The article didn't pull any punches on the other side of the story, either. The "wealthy idiot" finally had a name, though not the one he liked: Jeppe Karlsen Jr. It turned out Junior wasn't just another tourist; he was the crown prince of the Royal Danish Pastries empire. Millions of dollars built on flour and sugar, and it had almost all gone to the bottom of the Pacific because of a few too many gins on a moonlit boat.

The paper said he’d been released from the hospital that afternoon. “The fortunate young man is expected to return home to California in the coming days,” the ink chirped, as if he’d just survived a mild case of the flu instead of having death’s fingers around his throat.

I leaned back against the screen door. The "little monster" on my desk was still silent, but the world outside was starting to make a lot of noise. A University of Hawaii man saves a Pastry Prince. It was the kind of story that sells papers and makes people feel like the world is a fair place.

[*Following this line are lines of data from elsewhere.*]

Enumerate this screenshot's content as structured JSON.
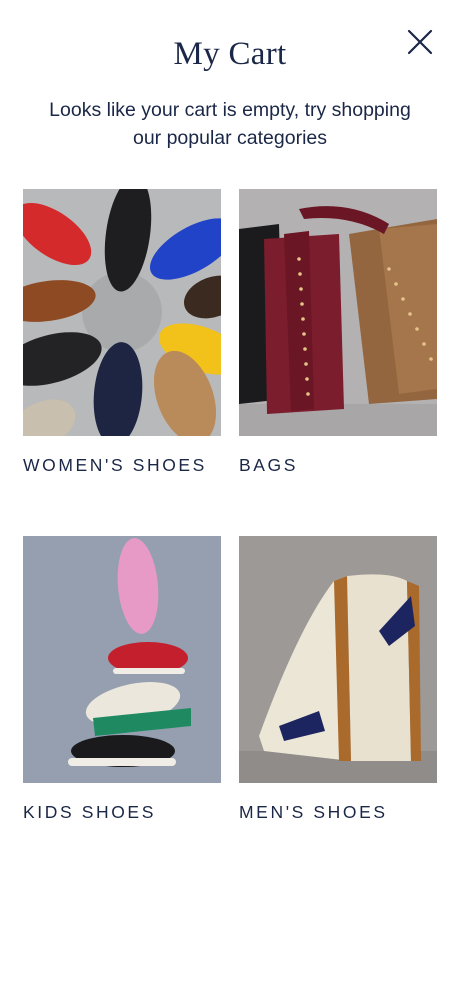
{
  "header": {
    "title": "My Cart",
    "close_icon": "close-icon"
  },
  "empty_message": "Looks like your cart is empty, try shopping our popular categories",
  "categories": [
    {
      "label": "WOMEN'S SHOES",
      "image": "womens-shoes-photo"
    },
    {
      "label": "BAGS",
      "image": "bags-photo"
    },
    {
      "label": "KIDS SHOES",
      "image": "kids-shoes-photo"
    },
    {
      "label": "MEN'S SHOES",
      "image": "mens-shoes-photo"
    }
  ],
  "colors": {
    "text": "#1b2747",
    "background": "#ffffff"
  }
}
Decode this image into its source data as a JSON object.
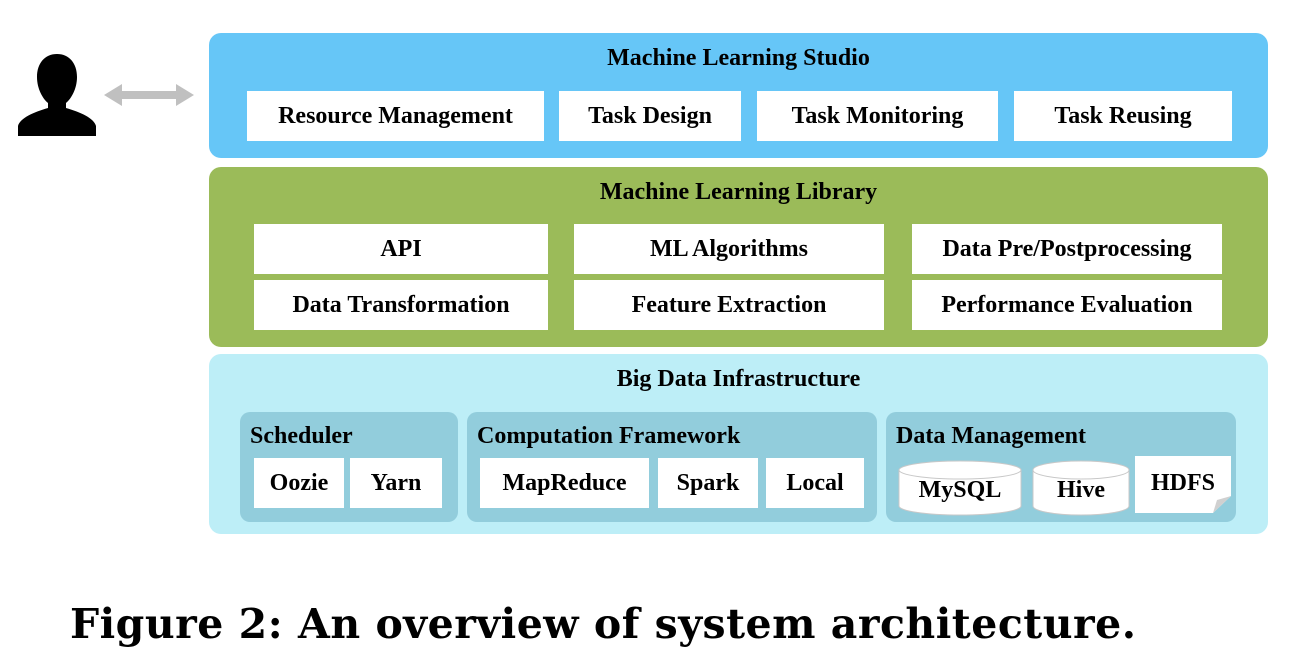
{
  "studio": {
    "title": "Machine Learning Studio",
    "items": [
      "Resource Management",
      "Task Design",
      "Task Monitoring",
      "Task Reusing"
    ]
  },
  "library": {
    "title": "Machine Learning Library",
    "items": [
      "API",
      "ML Algorithms",
      "Data Pre/Postprocessing",
      "Data Transformation",
      "Feature Extraction",
      "Performance Evaluation"
    ]
  },
  "infrastructure": {
    "title": "Big Data Infrastructure",
    "scheduler": {
      "title": "Scheduler",
      "items": [
        "Oozie",
        "Yarn"
      ]
    },
    "computation": {
      "title": "Computation Framework",
      "items": [
        "MapReduce",
        "Spark",
        "Local"
      ]
    },
    "data_management": {
      "title": "Data Management",
      "items": [
        "MySQL",
        "Hive",
        "HDFS"
      ]
    }
  },
  "caption": "Figure 2: An overview of system architecture.",
  "icons": {
    "user": "user-silhouette-icon",
    "arrow": "double-arrow-icon"
  },
  "colors": {
    "studio": "#66c6f7",
    "library": "#9bbb59",
    "infrastructure": "#bdeef7",
    "group": "#92cddc",
    "arrow": "#c0c0c0"
  }
}
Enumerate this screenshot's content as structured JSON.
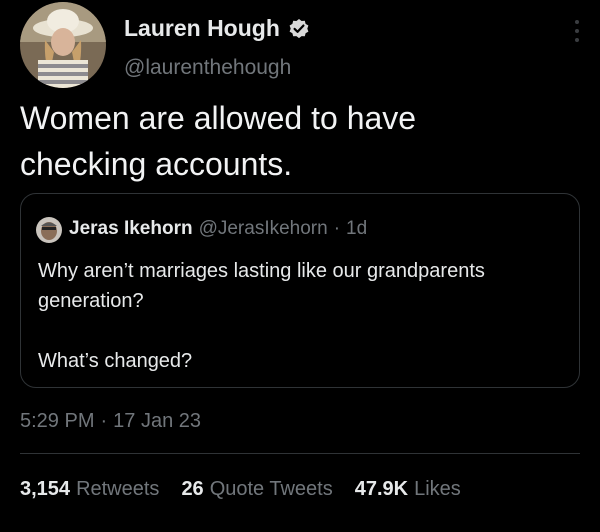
{
  "author": {
    "name": "Lauren Hough",
    "handle": "@laurenthehough",
    "verified": true
  },
  "tweet": {
    "text": "Women are allowed to have\nchecking accounts.",
    "time": "5:29 PM",
    "separator": "·",
    "date": "17 Jan 23"
  },
  "quote": {
    "name": "Jeras Ikehorn",
    "handle": "@JerasIkehorn",
    "separator": "·",
    "age": "1d",
    "line1": "Why aren’t marriages lasting like our grandparents generation?",
    "line2": "What’s changed?"
  },
  "stats": {
    "retweets": {
      "count": "3,154",
      "label": "Retweets"
    },
    "quotes": {
      "count": "26",
      "label": "Quote Tweets"
    },
    "likes": {
      "count": "47.9K",
      "label": "Likes"
    }
  },
  "colors": {
    "background": "#000000",
    "text": "#e7e9ea",
    "secondary": "#71767b",
    "verified": "#d9d9d9",
    "border": "#2f3336"
  },
  "icons": {
    "verified": "verified-badge-icon",
    "more": "more-vertical-icon"
  }
}
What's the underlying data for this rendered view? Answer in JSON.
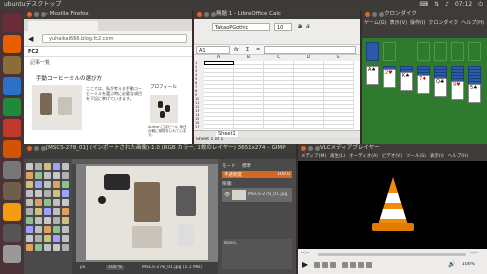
{
  "top_panel": {
    "title": "ubuntuデスクトップ",
    "time": "07:12"
  },
  "launcher": {
    "items": [
      {
        "name": "dash-home",
        "color": "#6b2d3a"
      },
      {
        "name": "firefox",
        "color": "#e66000"
      },
      {
        "name": "files",
        "color": "#8a6d3b"
      },
      {
        "name": "libreoffice-writer",
        "color": "#2a72c7"
      },
      {
        "name": "libreoffice-calc",
        "color": "#1f8a3a"
      },
      {
        "name": "libreoffice-impress",
        "color": "#c0392b"
      },
      {
        "name": "software-center",
        "color": "#d35400"
      },
      {
        "name": "settings",
        "color": "#777"
      },
      {
        "name": "gimp",
        "color": "#6d5f4b"
      },
      {
        "name": "vlc",
        "color": "#f39c12"
      },
      {
        "name": "games",
        "color": "#555"
      },
      {
        "name": "trash",
        "color": "#999"
      }
    ]
  },
  "firefox": {
    "title": "- Mozilla Firefox",
    "url": "yuhaikai666.blog.fc2.com",
    "site_title": "FC2",
    "section": "記事一覧",
    "post_title": "手動コーヒーミルの選び方",
    "post_text": "ここでは、私が考える手動コーヒーミルを選ぶ時に必要な項目を下記に挙げていきます。",
    "profile_heading": "プロフィール",
    "profile_text": "Author:ごぼビール 休日の朝に珈琲をいれています。"
  },
  "calc": {
    "title": "無題 1 - LibreOffice Calc",
    "font_name": "TakaoPGothic",
    "font_size": "10",
    "cell_ref": "A1",
    "formula_btn": "fx",
    "sum_btn": "Σ",
    "eq_btn": "=",
    "col_headers": [
      "A",
      "B",
      "C",
      "D",
      "E"
    ],
    "row_headers": [
      "1",
      "2",
      "3",
      "4",
      "5",
      "6",
      "7",
      "8",
      "9",
      "10",
      "11",
      "12",
      "13",
      "14",
      "15",
      "16",
      "17",
      "18",
      "19",
      "20",
      "21"
    ],
    "sheet_tab": "Sheet1",
    "status": "Sheet 1 of 1",
    "zoom": "100%"
  },
  "solitaire": {
    "title": "クロンダイク",
    "menu": [
      "ゲーム(G)",
      "表示(V)",
      "操作(I)",
      "クロンダイク",
      "ヘルプ(H)"
    ],
    "columns": [
      {
        "backs": 0,
        "face": "A♠",
        "color": "blk"
      },
      {
        "backs": 1,
        "face": "2♥",
        "color": "red"
      },
      {
        "backs": 2,
        "face": "K♠",
        "color": "blk"
      },
      {
        "backs": 3,
        "face": "7♦",
        "color": "red"
      },
      {
        "backs": 4,
        "face": "Q♣",
        "color": "blk"
      },
      {
        "backs": 5,
        "face": "9♥",
        "color": "red"
      },
      {
        "backs": 6,
        "face": "5♠",
        "color": "blk"
      }
    ]
  },
  "gimp": {
    "title": "[MSCS-278_01] (インポートされた画像)-1.0 (RGB カラー, 1枚のレイヤー) 3651x274 – GIMP",
    "zoom": "100 %",
    "status": "MSCS-278_01.jpg (1.1 MB)",
    "layers_mode_label": "モード",
    "layers_mode": "標準",
    "opacity_label": "不透明度",
    "opacity": "100.0",
    "lock_label": "保護:",
    "layer_name": "MSCS-278_01.jpg",
    "brush_label": "Basic,",
    "units": "px"
  },
  "vlc": {
    "title": "VLCメディアプレイヤー",
    "menu": [
      "メディア(M)",
      "再生(L)",
      "オーディオ(A)",
      "ビデオ(V)",
      "ツール(S)",
      "表示(I)",
      "ヘルプ(H)"
    ],
    "time_left": "--:--",
    "time_right": "--:--",
    "volume": "100%"
  }
}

But the paper didn't mention the sound of his lungs fighting for air, or the way the dark water felt like when I jumped in. It didn't mention that Jimmy hadn't even been conscious enough to say thank you.

I looked at my name again. Horatio. My father had a habit of naming things after the past; he lived in his history books, and he’d saddled me with a name that belonged in a museum. But out here, in the salt and the heat, I was just Ray. Stingray, back when I was a waterman. All of them had just pulled a million dollars out of the surf for free.

The sun was dipping low now, casting long, bruised shadows across the sand. Jimmy Karlsen Jr. was going back to California to live a life of comfort. I was staying here with a blank page and a name that looked like a literary pun on the front page.

I folded the paper and tossed it onto the wicker table. The story was out there now, and in a town like Honolulu, a story like that doesn't just go away. It usually comes looking for you.